- Pitcher
- Born: November 18, 1910 Ashland, Kentucky, U.S.
- Died: February 27, 2002 (aged 91) Greenup, Kentucky, U.S.
- Batted: RightThrew: Right

MLB debut
- April 26, 1938, for the Brooklyn Dodgers

Last MLB appearance
- May 2, 1938, for the Brooklyn Dodgers

MLB statistics
- Win–loss record: 0–0
- Earned run average: 4.50
- Strikeouts: 1
- Stats at Baseball Reference

Teams
- Brooklyn Dodgers (1938);

= Dykes Potter =

American baseball player (1910–2002)

Maryland Dykes Potter (November 18, 1910 – February 27, 2002) was an American professional baseball pitcher. He played in two Major League Baseball (MLB) games, for the 1938 Brooklyn Dodgers.

==Biography==
Potter's professional baseball career spanned 1931–1941. He played in the farm system of the St. Louis Cardinals from 1932 to 1937, then in the Brooklyn Dodgers organization from 1938 to 1941. In 11 minor-league seasons, he compiled a 140–97 win–loss record. He mostly played at the lower levels, Class B (114 games) and Class C (145 games).

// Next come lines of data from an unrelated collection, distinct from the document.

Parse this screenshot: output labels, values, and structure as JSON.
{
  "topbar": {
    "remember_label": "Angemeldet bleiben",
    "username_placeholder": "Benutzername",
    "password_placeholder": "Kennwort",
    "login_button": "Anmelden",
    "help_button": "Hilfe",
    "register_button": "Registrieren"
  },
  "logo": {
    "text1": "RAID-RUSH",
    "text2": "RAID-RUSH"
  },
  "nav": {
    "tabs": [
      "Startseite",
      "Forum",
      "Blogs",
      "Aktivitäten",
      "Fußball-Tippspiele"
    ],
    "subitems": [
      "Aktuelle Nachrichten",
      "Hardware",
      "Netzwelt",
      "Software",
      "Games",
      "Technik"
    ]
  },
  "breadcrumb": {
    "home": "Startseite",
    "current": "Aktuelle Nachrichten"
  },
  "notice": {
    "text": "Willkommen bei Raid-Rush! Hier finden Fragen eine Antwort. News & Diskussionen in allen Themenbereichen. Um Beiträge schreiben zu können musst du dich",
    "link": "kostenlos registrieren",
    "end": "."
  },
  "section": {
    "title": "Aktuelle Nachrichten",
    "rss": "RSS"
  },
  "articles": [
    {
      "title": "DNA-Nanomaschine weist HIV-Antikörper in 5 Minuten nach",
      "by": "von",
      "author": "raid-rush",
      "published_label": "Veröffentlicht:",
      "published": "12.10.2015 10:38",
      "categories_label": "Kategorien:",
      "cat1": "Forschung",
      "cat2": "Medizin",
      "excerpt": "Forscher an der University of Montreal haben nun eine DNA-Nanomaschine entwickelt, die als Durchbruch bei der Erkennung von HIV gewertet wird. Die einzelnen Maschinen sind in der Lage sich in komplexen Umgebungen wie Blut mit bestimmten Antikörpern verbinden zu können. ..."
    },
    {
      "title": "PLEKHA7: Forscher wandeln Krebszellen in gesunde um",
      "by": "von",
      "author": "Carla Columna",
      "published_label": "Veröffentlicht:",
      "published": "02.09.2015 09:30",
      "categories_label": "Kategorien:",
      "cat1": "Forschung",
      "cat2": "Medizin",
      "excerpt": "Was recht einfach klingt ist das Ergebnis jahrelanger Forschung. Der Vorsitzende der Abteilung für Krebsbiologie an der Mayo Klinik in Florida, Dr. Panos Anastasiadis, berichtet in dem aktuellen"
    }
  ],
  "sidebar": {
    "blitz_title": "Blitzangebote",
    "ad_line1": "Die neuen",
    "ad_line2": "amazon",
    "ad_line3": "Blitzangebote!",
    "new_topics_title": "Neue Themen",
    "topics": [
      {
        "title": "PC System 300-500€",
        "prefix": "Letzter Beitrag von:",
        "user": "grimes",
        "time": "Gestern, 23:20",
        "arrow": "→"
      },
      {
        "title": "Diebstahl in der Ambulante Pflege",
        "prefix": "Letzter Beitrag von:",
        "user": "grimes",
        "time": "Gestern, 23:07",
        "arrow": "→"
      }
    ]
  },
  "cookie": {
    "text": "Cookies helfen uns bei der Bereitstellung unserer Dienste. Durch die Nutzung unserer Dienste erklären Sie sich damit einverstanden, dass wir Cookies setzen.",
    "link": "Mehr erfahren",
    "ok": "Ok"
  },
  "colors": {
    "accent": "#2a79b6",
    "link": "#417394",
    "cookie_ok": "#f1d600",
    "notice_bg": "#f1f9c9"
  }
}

Potter made his major-league debut on April 26, 1938, pitching a scoreless eighth inning in the Dodgers' 4–1 loss to the Boston Bees. His final major-league appearance came six days later on May 2—again appearing in relief, he surrendered an inside-the-park home run to the first batter he faced, Jo-Jo Moore, in one inning of work in a 7–4 loss to the New York Giants. The only major-league strikeout that Potter recorded was against future Baseball Hall of Fame inductee Mel Ott.

His brother, Squire Potter, pitched in one game for the Washington Senators in 1923.